今日の演奏で特に凄かったのは、この大曲の構成を実にコンパクトにまとめていたこと。第2楽章が終わった後、客席のざわめきが収まらないうちに(ほとんどアタッカで)第3楽章に入る。これによって、テンポは全く異なるが同じ伴奏音型を持つ第2楽章と第3楽章の双生児的性格を感じさせた(伴奏音型だけでなく、第2楽章は農村の穏やかな風景を、第3楽章は農村の逞しい踊りを表現する、という「農村」繋がりでも両楽章は双生児と感じられた)。しかも、「第1楽章→第2・3楽章→第4楽章」という3部構成的性格が明瞭になると、第4楽章冒頭が第1楽章冒頭のほとんどコピーであることの意味が重要性を帯びて来る。「もとのあるべき場所に帰ってきた!」という感慨が深まるのだ。この「帰ってきた!」感は、第4楽章終盤のVで一層明瞭な形を取る。第1楽章の第1主題(アレグロ主題)が木管のユニゾンによって吹奏される部分で、これをオーボエとクラリネット全員がベル・アップして演奏したのだ。倍加された8本の楽器が高々と天を向くのだから、音響効果だけでなく視覚効果も凄まじい。これによって、「この大曲の最初と最後が繋がったよ!」ということを明確に示したのだ。
以下は各楽章で印象に残った点。
第1楽章は、躍動感のある歌い方が徹底された。例えば再現部への導入となるコントラバス(346)が、次へのステップのような躍動感を持って弾かれた。そして、第2主題部再現部のトランペット・ソロ(415~)は、岡崎がスラーの旋律を妖艶に吹きながらも、最後の四分音符のオクターヴ下降を鋭く跳ねて、やはり躍動感を感じさせる。

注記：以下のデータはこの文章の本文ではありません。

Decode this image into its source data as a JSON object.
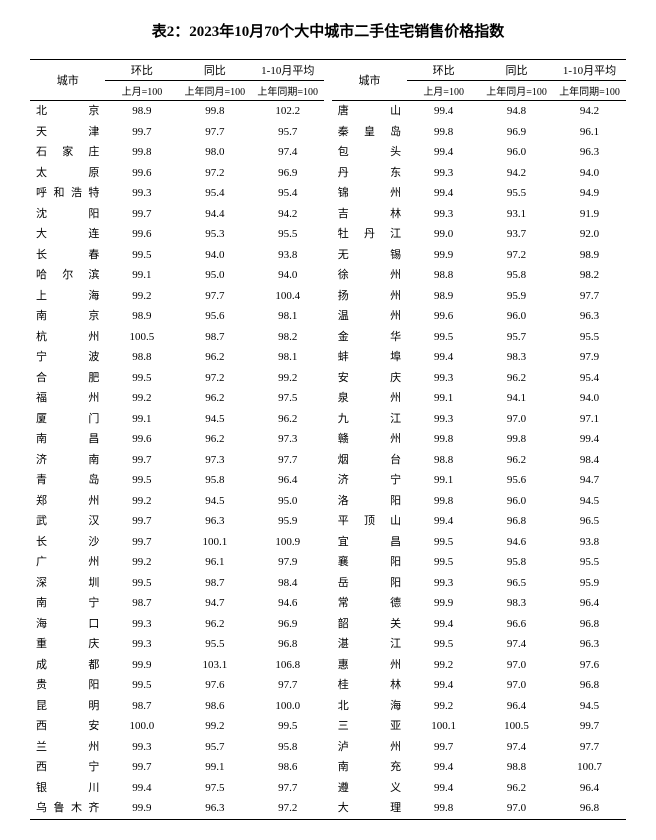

また、展開部の導入(I以降)では西條貴人(ホルン)が安定したソロを決めた後、ホルン・セクションによる序奏の再現となる、その「ホルンからホルンへ」という音色の流れに滑らかさを感じた。
第2楽章の提示部第1主題は、6つ振りで貫徹。ヴァイオリンが主役になるAからの4小節間のみ4つ振りに切り替えて「異質なものが挿入された」面白さを出すスタイルもあるが、今日はそうではなくむしろ、1つの主題部が同じリズムで貫かれた面白さを前面に出していた。この楽章では特に、久一忠之(ティンパニ)のトレモロや、風早宏隆、ザッカリー・ガイルス、井口有里の黄金のトロンボーンの、弱音の保続音の存在感が光った。
第3楽章は、スケルツォ主部の最後でヴァイオリンの旋律線の動きが明瞭に浮かび上がった。トリオが快速の中に濃厚な歌があったのも印象的。
フィナーレは、快速のテンポ設定のおかげで、二重フーガがミニマル・ミュージック風に細分化された音の断片になっても(N前後)高い密度を保持し続けていた。同時に、ホルンなどにごく短い旋律が出てきただけでも、そこに歌を感じることができた。コーダの「Choral」に入って初めて、躍動感あるリズムから詠唱風の歌い方に変わり、崇高さを一層高めた。矢部達哉率いるヴァイオリンが、メトリークの変わり目ごとにトレモロを弓幅広く弾き直し、大きなスパンでの躍動感を出していた。
すべての音が終わってから拍手が起こるまでの長い静寂は、空気の中に生き生きとした満足感が充満しているように感じた。